Progress toward Quarterly milestones: Y1.Q1, GOC database live; Y1.Q2, Web-based access to GOC via Ontology Annotator 1.0; Y1.Q3, User feedback and update Ontology Annotator 1.1; Curation Control Panel 1.0; Y1.Q4, Paper Viewer 1.0; NLP module/Textpresso-cell component curation 1.0;

The Protein2GO approach provides us with, at least temporarily, a central GOC database and a web-based annotation interface. We have a Page Viewer and a cell component curation module but not an overall control panel.

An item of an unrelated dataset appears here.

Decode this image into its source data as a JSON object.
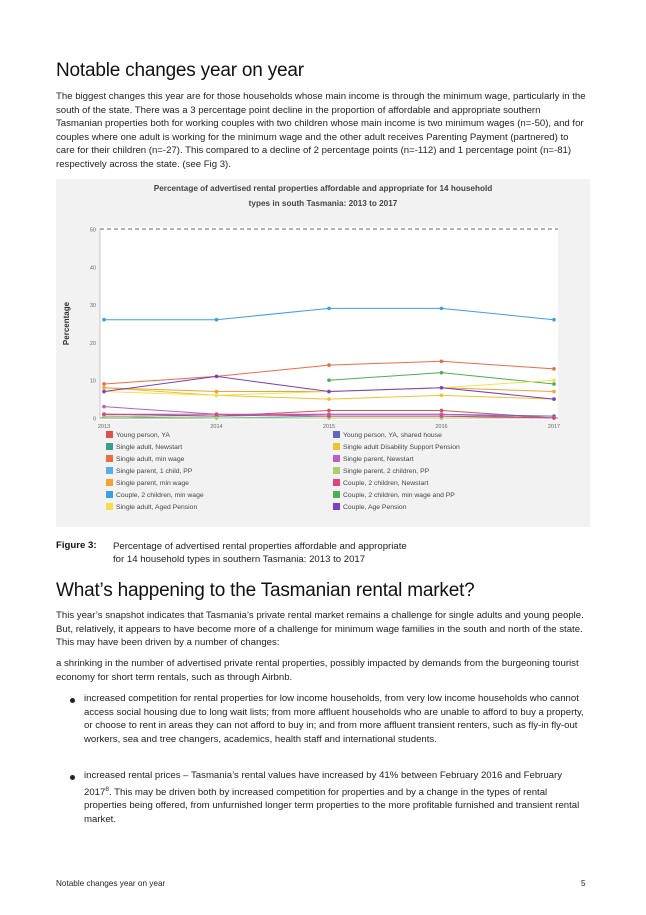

Plans Y2.Q1, Specification for Ontology Annotator 2.0; NLP results displayed in Paper Viewer 1.1; Y2.Q2, NLP module/Textpresso-Molecular Function module 1.0; Y2.Q3, Prototype of revised Ontology Annotator 2.0; Y2.Q4, Insertion of NLP results into Ontology Annotator 2.0;

We will assess the use of Protein2GO for non-protein annotations, check data roundtrip from MODs (e.g., WormBase) and bring on other users. We will refine the paper viewer, and use it to highlight the results of NLP, initially from the cell component curation (CCC) pipeline, but later in the year from the Molecular Function module. With the core components in place, we will be able to decide whether to continue with Protein2GO or develop new software using the features of Protein2GO.